The model was applied to later pupil cohorts to estimate how GCSE results will be impacted by disruption from school closures during the pandemic.
The report concludes that boys who were age 5 at the time of Covid school closures are 4.4 percentage points less likely to achieve five good GCSEs, and girls 4.8 percentage points less likely.
‘A devastating warning’
Professor Elliot Major told the PA news agency: “Without a raft of equalising policies, the damaging legacy from Covid school closures will be felt by generations of pupils well into the next decade.
“A particular worry is a group of pupils who are falling significantly behind, likely to be absent from the classroom and to leave school without the basic skills needed to function and flourish in life.

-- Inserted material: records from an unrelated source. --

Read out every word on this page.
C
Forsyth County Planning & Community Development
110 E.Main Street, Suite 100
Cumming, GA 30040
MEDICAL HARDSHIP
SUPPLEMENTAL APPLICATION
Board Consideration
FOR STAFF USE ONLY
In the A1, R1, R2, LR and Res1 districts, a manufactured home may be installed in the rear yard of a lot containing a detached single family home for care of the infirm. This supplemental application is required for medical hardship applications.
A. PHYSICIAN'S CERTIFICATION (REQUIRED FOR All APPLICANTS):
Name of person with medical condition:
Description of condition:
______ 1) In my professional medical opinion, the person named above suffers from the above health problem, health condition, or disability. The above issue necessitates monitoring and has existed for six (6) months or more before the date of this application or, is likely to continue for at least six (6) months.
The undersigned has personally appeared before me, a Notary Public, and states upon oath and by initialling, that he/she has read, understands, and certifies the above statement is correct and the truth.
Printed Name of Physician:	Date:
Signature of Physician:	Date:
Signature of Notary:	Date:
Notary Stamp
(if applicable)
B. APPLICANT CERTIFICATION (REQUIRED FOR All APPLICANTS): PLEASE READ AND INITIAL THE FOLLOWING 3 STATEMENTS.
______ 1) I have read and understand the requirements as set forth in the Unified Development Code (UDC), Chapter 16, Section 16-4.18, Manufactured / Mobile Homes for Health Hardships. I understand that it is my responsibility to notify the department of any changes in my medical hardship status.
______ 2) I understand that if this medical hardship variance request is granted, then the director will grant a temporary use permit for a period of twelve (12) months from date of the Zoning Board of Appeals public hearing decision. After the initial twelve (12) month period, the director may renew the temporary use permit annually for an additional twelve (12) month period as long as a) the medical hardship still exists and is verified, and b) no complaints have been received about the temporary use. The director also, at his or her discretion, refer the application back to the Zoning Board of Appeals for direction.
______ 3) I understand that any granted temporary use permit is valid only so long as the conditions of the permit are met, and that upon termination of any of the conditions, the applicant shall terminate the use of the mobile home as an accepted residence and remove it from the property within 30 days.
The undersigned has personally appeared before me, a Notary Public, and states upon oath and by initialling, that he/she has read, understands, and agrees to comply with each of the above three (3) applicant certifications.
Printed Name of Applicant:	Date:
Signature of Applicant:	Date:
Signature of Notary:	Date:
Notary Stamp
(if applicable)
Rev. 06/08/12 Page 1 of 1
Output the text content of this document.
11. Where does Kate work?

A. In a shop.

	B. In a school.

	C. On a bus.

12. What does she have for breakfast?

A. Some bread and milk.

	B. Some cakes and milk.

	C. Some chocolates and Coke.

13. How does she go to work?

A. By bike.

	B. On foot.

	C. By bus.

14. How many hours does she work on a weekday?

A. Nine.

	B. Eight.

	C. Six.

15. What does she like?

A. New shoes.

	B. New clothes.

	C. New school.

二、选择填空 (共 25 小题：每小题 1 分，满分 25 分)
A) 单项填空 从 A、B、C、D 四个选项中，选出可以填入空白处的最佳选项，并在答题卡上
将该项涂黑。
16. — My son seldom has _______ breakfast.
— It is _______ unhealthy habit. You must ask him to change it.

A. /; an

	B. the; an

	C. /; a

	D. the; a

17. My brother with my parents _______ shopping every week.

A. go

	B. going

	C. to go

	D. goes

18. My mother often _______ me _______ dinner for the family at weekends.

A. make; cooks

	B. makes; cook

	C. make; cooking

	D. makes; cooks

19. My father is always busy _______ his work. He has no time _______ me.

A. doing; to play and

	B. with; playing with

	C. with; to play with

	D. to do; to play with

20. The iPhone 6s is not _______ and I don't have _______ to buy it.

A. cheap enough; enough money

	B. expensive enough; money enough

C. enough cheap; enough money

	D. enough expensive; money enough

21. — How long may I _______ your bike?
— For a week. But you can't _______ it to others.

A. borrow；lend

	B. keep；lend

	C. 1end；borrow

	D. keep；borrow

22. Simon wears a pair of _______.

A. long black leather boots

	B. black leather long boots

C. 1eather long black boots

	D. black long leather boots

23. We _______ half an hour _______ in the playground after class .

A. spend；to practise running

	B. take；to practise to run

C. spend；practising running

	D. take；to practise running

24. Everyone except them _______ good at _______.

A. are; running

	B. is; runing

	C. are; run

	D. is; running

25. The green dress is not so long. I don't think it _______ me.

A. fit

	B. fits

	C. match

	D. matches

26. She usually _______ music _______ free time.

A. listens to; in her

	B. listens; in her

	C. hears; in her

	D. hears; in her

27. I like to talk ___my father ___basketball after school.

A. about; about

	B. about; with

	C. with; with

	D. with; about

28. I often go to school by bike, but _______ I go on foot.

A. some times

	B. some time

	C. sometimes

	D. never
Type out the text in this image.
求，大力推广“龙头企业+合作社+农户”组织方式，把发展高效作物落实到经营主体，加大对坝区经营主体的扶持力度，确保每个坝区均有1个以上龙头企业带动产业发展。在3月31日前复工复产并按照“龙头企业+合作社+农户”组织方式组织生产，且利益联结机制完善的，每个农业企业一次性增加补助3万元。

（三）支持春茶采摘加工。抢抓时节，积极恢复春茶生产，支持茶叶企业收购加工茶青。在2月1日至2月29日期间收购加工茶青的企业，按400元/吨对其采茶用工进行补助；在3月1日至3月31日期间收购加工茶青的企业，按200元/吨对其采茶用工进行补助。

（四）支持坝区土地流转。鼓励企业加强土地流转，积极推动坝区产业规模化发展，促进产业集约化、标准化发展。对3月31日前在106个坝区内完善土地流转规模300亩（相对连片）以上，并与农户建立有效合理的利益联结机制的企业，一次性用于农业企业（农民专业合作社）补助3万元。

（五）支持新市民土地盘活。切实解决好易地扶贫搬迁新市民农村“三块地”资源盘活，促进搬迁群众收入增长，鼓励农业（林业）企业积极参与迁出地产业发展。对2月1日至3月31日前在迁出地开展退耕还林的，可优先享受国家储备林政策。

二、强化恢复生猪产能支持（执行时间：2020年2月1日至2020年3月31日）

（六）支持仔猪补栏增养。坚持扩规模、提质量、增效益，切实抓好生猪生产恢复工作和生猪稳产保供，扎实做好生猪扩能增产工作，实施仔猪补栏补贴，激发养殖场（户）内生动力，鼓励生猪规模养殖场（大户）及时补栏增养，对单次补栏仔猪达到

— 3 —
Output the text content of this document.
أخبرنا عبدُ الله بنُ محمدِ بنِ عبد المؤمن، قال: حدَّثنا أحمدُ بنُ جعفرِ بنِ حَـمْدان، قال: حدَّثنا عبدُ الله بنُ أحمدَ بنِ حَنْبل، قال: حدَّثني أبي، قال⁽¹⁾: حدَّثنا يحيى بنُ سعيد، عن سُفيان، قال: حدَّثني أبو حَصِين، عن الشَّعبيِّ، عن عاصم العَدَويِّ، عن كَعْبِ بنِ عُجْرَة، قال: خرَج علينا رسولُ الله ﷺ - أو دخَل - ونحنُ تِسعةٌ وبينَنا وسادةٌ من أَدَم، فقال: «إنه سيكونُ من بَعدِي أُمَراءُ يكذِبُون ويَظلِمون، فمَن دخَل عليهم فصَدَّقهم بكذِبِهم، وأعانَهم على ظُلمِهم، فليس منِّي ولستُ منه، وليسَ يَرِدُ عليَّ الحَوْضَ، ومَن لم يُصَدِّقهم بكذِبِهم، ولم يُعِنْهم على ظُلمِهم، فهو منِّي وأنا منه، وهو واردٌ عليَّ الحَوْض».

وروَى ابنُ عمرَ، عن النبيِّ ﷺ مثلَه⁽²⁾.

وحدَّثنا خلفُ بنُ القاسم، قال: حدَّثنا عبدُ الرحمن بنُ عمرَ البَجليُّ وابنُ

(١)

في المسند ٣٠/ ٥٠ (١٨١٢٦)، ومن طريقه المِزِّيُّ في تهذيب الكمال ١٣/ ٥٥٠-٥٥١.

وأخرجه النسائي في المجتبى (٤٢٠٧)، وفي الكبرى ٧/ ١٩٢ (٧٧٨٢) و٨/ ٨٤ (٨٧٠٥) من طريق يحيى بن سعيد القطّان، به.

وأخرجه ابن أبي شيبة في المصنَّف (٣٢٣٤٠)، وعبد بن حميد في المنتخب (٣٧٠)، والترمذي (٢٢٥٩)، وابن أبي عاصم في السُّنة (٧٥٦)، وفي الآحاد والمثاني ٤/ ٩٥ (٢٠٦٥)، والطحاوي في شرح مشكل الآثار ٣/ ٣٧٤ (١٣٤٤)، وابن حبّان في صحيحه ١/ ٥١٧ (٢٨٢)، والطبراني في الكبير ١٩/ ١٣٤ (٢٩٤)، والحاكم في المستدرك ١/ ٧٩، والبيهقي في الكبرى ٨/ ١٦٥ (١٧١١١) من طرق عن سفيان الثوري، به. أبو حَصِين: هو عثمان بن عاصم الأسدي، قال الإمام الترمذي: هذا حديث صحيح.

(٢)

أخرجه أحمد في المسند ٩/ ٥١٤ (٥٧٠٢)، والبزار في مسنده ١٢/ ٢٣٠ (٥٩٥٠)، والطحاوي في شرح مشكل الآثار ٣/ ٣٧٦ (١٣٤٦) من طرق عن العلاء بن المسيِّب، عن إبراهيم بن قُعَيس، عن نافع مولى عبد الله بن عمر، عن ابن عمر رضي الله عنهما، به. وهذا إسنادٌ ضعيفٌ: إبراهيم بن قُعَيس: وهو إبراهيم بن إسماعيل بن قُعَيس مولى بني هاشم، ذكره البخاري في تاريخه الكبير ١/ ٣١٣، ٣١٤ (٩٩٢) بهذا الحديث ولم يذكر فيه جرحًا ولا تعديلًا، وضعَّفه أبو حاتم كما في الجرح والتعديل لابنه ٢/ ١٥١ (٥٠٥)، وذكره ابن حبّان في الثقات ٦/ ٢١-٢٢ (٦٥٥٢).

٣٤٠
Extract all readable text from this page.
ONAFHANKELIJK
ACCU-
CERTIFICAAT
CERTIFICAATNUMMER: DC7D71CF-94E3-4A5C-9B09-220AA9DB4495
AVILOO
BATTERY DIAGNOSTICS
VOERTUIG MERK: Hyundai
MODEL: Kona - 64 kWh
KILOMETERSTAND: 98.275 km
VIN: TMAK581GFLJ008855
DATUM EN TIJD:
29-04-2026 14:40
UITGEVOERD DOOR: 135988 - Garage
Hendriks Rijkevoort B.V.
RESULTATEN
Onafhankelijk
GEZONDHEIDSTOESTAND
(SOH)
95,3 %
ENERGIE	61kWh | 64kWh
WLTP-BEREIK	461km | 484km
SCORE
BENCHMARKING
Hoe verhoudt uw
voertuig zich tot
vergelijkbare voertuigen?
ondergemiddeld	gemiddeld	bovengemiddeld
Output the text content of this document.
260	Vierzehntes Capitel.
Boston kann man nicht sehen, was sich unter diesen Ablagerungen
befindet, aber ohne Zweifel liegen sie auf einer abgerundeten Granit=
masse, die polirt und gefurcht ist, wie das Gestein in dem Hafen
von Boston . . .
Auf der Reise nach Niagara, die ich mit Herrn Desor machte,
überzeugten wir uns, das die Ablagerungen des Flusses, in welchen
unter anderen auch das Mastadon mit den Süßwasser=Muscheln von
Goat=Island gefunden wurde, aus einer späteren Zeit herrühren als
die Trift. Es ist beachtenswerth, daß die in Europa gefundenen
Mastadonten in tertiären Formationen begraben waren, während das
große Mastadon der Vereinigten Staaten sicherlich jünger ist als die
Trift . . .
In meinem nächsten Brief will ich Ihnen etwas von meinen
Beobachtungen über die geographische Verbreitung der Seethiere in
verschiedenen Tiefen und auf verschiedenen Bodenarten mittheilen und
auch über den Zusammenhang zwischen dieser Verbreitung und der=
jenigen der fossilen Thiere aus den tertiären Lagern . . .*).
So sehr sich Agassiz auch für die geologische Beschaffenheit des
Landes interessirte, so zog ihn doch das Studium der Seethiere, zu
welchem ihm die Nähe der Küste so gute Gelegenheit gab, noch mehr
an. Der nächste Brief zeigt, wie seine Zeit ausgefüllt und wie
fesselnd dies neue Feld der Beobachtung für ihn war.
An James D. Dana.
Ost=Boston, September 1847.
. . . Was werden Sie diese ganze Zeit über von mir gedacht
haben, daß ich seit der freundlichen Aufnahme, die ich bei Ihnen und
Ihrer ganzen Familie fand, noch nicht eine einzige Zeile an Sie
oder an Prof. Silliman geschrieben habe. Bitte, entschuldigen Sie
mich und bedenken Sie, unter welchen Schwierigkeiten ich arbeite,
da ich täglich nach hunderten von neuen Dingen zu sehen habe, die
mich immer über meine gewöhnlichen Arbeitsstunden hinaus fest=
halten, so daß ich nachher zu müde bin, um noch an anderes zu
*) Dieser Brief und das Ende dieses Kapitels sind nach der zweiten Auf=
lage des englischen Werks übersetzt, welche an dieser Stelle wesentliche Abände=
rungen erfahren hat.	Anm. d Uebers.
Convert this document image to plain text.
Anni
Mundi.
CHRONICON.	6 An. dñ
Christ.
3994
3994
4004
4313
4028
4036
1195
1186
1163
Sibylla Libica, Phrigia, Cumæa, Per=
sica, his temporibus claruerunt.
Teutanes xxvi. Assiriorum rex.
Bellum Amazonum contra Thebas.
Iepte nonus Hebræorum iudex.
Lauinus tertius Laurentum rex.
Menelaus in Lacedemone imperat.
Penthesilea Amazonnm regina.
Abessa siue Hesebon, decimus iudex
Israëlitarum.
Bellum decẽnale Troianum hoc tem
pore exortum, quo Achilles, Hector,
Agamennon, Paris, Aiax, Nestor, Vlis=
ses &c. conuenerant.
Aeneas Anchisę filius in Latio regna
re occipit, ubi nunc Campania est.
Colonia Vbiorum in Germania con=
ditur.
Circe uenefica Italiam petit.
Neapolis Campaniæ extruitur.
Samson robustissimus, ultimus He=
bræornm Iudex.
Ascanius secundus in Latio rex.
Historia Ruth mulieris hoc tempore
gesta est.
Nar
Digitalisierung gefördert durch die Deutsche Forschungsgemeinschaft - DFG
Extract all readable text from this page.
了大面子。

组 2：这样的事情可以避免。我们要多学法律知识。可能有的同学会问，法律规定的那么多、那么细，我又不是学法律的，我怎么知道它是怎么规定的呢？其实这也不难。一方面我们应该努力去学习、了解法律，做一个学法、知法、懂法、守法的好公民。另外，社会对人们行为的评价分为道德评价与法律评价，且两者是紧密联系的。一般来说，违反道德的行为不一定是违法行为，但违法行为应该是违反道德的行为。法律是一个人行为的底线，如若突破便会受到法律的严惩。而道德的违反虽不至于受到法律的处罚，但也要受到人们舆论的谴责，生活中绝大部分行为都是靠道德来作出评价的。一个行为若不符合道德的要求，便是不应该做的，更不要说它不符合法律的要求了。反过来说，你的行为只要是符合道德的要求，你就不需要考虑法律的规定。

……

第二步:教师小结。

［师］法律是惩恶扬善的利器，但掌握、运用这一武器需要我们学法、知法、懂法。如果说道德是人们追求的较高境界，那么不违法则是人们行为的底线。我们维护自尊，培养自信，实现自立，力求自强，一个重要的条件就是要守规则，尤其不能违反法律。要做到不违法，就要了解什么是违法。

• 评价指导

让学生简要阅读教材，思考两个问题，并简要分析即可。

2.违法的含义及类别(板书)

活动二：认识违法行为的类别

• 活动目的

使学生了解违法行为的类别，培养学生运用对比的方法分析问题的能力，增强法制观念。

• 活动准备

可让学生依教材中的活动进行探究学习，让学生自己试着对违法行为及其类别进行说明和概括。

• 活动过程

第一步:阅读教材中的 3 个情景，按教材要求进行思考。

The decline in social mobility levels threatens to cast a long shadow over our society.”.
Pepe Di’Iasio, general secretary of the Association of School and College Leaders, said: “This important research is a devastating warning that must be heeded by policymakers - educational standards are at risk of going into decline.
“The current government failed to rise to the challenge during and after the pandemic because its investment in education recovery fell woefully short of what was needed.”
As revealed by Tes, the government’s Covid catch-up tsar, Sir Kevan Collins, resigned in June 2021 after ministers rejected the £15 billion plan he said was needed.
The Department for Education said it has made almost £5 billion available since 2020 for education recovery, as well as spending £10 million on behaviour hubs and £9.5 million for schools to train mental health leads.
“We are also supporting disadvantaged pupils through the pupil premium, which is rising to almost £2.9 billion in 2024-25, the highest in cash terms since this funding began,” a spokesperson added.